A crunchy, sweet, and spiced autumn snack made from pumpkin seeds tossed in maple syrup and cinnamon, then roasted to golden perfection. Perfect for cozy evenings, festive gatherings, or simply enjoying a seasonal treat.


Ingredients

Scale

1 ½ cups raw pumpkin seeds (cleaned and dried)
1 ½ tablespoons pure maple syrup
1 tablespoon olive oil or melted butter
1 ½ teaspoons ground cinnamon
½ teaspoon ground nutmeg (optional)
½ teaspoon vanilla extract
¼ teaspoon fine sea salt
1 tablespoon brown sugar (optional)


Instructions

  • If using fresh pumpkin seeds, rinse them under cool water and separate them from the pulp. Pat dry thoroughly with paper towels. For best texture, let them air-dry for several hours or overnight.

  • Preheat your oven to 300°F (150°C). Line a baking sheet with parchment paper or lightly grease it.

  • In a medium mixing bowl, combine the pumpkin seeds, maple syrup, olive oil (or melted butter), cinnamon, nutmeg, vanilla extract, and salt. Stir well until all the seeds are coated evenly. Add the brown sugar if you prefer extra sweetness.

  • Spread the coated seeds in a single layer on the prepared baking sheet.

  • Roast in the oven for 20–25 minutes, stirring halfway through to ensure even cooking. The seeds should turn lightly golden and fragrant.

  • Remove from the oven and let the seeds cool completely on the baking sheet.

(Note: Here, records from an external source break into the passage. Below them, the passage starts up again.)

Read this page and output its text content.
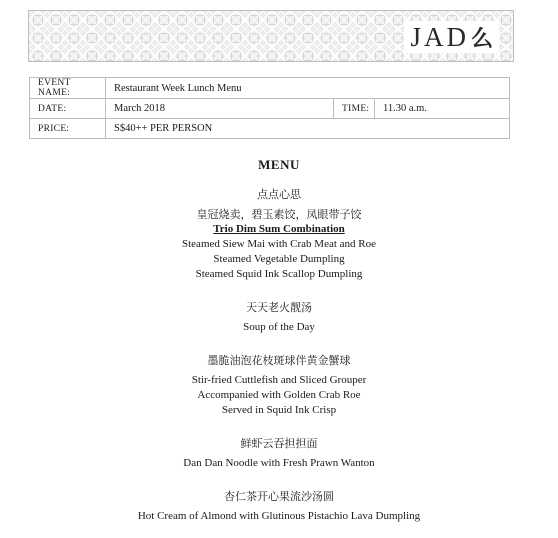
JAD 么
EVENT NAME:	Restaurant Week Lunch Menu		
DATE:	March 2018	TIME:	11.30 a.m.
PRICE:	S$40++ PER PERSON		
MENU
点点心思
皇冠烧卖，碧玉素饺，凤眼带子饺
Trio Dim Sum Combination
Steamed Siew Mai with Crab Meat and Roe
Steamed Vegetable Dumpling
Steamed Squid Ink Scallop Dumpling
天天老火靓汤
Soup of the Day
墨脆油泡花枝斑球伴黄金蟹球
Stir-fried Cuttlefish and Sliced Grouper
Accompanied with Golden Crab Roe
Served in Squid Ink Crisp
鲜虾云吞担担面
Dan Dan Noodle with Fresh Prawn Wanton
杏仁茶开心果流沙汤圆
Hot Cream of Almond with Glutinous Pistachio Lava Dumpling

They will crisp up as they cool.

  • Store in an airtight container once cooled, and enjoy as a snack or topping.

Notes

  • Make sure seeds are completely dry before roasting to achieve a crispy texture.

  • Watch closely during the last few minutes of roasting, as maple syrup can burn quickly.

  • Customize the flavor with spices like ginger, cloves, or pumpkin pie spice.

  • Store at room temperature for up to 1 week, or refrigerate for up to 2 weeks.